I am creating the target file as fixed width (ASCII) with Sequential file stage.I have one field where i get Chinese chars , in any record when i have Chinese chars in that filed then it is moving the value of next filed to right , so record format is going wrong.

I am using UTF-8 in the job properties level
I have Unicode for that specific field across the job.
Filed Length is 100

Please help me to fix the issue .

Thanks

ray.wurlod · Post by **ray.wurlod** » Thu Feb 07, 2013 10:43 pm

All specifications should be in CHARACTERS. So the number of bytes per character is not an issue.
Do your data contain any double-width Chinese characters (that is, characters that take up two display positions, such as "double happy")?

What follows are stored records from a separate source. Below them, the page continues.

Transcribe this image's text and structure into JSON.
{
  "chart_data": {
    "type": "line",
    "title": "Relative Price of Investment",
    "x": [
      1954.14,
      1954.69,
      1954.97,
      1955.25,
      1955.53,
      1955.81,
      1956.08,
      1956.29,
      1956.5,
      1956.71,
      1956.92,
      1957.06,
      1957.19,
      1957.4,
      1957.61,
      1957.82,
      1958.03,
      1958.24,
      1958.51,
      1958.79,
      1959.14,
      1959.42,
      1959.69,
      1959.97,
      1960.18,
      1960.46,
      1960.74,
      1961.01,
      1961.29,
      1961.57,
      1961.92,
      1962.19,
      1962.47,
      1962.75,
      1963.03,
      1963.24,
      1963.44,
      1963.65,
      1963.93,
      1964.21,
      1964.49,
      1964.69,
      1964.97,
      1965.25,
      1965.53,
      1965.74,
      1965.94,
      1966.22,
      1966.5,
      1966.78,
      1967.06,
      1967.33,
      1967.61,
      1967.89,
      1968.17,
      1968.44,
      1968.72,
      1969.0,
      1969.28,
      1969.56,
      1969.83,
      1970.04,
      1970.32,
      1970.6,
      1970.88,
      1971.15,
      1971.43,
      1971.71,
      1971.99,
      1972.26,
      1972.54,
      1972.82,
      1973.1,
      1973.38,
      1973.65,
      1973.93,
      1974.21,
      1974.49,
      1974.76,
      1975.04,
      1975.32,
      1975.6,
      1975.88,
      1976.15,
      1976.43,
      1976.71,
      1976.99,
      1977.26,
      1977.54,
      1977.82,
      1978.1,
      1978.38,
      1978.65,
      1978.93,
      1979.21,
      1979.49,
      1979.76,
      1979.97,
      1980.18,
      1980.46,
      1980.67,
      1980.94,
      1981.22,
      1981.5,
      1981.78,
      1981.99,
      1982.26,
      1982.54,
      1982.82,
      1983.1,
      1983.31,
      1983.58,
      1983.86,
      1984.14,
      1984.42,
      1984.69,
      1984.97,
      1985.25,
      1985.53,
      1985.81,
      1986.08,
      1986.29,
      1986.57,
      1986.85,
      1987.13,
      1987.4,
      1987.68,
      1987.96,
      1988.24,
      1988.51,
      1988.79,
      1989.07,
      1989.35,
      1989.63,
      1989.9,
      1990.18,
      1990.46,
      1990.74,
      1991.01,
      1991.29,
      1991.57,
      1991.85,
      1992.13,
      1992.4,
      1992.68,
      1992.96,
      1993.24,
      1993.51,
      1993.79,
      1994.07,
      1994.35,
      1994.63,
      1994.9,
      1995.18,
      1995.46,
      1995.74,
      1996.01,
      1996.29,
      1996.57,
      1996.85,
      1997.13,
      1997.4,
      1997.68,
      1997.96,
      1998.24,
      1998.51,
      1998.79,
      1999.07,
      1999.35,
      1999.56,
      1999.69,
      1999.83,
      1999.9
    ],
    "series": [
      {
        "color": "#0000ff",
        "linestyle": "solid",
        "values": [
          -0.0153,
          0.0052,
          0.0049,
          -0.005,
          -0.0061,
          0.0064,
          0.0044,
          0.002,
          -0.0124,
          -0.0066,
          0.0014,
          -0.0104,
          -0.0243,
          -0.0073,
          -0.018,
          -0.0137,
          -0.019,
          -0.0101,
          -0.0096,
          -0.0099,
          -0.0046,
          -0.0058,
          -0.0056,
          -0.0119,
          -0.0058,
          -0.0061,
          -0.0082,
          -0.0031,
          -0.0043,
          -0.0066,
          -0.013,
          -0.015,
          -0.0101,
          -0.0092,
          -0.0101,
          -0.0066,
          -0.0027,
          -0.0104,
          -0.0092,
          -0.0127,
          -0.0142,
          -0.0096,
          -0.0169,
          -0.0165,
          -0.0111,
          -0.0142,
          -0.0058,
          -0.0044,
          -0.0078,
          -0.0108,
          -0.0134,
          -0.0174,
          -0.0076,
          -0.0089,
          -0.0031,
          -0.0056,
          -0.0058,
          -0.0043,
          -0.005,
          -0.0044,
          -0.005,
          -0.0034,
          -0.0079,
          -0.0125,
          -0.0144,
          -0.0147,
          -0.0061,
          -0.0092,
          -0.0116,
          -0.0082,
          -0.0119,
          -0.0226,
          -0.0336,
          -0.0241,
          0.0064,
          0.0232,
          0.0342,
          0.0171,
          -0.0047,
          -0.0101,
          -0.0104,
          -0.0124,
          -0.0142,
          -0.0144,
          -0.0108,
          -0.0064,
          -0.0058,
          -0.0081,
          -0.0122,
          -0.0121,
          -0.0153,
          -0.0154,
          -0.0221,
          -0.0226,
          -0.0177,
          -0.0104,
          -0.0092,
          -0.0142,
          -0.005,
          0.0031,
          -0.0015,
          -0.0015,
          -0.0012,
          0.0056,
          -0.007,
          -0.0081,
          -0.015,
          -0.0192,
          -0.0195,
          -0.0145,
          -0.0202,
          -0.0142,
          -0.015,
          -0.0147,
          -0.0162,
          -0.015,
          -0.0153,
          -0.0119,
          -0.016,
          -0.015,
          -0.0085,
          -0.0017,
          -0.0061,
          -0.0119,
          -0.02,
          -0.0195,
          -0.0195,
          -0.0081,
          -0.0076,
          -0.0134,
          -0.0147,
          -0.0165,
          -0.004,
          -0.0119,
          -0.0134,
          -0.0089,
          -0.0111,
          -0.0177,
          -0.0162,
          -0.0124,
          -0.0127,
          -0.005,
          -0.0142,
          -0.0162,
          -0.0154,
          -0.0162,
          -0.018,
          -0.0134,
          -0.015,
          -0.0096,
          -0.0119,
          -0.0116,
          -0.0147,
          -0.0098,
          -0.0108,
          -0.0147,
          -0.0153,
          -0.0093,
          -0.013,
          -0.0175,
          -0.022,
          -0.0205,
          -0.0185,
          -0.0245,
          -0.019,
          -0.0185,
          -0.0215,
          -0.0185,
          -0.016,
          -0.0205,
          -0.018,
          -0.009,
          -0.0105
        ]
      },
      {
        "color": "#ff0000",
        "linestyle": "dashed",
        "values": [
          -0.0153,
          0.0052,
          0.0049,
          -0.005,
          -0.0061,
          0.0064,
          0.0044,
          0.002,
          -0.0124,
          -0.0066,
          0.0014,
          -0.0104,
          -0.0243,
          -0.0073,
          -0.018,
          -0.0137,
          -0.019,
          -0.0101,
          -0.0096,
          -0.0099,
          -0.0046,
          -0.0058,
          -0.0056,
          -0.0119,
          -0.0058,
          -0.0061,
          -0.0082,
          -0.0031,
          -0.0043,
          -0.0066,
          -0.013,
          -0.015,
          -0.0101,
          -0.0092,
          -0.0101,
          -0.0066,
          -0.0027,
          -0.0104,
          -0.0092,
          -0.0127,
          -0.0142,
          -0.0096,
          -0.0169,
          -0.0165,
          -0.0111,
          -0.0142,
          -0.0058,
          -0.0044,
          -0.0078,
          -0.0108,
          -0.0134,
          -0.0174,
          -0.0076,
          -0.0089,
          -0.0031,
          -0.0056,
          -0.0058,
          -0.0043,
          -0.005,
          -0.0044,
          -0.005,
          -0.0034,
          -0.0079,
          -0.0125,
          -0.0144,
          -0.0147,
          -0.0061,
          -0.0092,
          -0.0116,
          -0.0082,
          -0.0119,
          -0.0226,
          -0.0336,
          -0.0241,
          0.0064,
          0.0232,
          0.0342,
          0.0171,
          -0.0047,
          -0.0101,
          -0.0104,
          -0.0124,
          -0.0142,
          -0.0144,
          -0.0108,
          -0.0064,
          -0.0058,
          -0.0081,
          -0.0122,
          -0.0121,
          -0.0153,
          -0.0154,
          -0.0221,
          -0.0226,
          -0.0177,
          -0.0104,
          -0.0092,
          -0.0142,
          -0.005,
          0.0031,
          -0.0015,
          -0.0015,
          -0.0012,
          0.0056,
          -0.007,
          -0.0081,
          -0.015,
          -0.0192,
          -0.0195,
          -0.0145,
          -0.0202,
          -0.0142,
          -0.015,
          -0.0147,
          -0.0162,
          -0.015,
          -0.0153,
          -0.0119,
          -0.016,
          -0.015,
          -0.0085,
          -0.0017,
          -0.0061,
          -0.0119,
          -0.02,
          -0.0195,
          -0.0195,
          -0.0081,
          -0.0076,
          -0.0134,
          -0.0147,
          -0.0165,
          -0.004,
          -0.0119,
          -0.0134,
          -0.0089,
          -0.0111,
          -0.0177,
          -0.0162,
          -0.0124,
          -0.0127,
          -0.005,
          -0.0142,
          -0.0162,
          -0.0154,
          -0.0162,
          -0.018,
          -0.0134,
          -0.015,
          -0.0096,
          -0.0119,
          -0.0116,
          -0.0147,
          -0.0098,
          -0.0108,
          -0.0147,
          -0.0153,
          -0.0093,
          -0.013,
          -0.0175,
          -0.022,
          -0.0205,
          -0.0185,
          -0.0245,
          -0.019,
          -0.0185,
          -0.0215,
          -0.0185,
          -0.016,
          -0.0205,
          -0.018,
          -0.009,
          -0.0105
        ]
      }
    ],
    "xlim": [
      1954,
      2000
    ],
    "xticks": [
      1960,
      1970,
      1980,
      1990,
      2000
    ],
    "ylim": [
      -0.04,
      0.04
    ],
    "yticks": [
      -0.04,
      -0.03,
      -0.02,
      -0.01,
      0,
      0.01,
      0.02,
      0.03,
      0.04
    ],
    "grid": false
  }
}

If so that might be affecting your file format.

anu123 · Post by **anu123** » Fri Feb 08, 2013 10:21 am

ray.wurlod wrote:All specifications should be in CHARACTERS. So the number of bytes per character is not an issue.
Do your data contain any double-width Chinese characters (that is, characters that take up two display positions, such as "double happy")? If so that might be affecting your file format.

Hi Ray,

Thank You so much ,

I have CHAR for all fields , you are right l have double-width Chinese Chars. Is it possible to Trim the value to fit as length specified ? is there any specific function to Trim the Chinese char ?

eph · Post by **eph** » Fri Feb 08, 2013 11:24 am

Hi,

I suggest you take a look at this technote (which is also true for 9.1 and for any application/program) :
http://www-01.ibm.com/support/docview.w ... wg21455000

It is definitely not possible to read a fixed length file using an unfixed character set length (like all UTF-xx). You should use only fixed-length encoding like ISO-8859-xx.

Check on wikipedia for alternatives.

Eric

anu123 · Post by **anu123** » Fri Feb 08, 2013 11:32 am

Hi Eric,

I am trying to write to the file (Target) , suggest me ..thanks

eph · Post by **eph** » Mon Feb 11, 2013 2:52 am

Hi,

I don't think this is possible as noted in this technote :
http://www-01.ibm.com/support/docview.w ... wg21485843

Hence, a fixed length text file is not possible to generate with UTF-8.

Maybe someone else could give you a way to do it.

Eric

ray.wurlod · Post by **ray.wurlod** » Mon Feb 11, 2013 1:09 pm

You cannot trim a double-width character to make it smaller. It's called double width because it has so many strokes that it occupies more space than a regular character. (Or it's deliberately double width for the purposes of beauty in typography, such as the double width space.)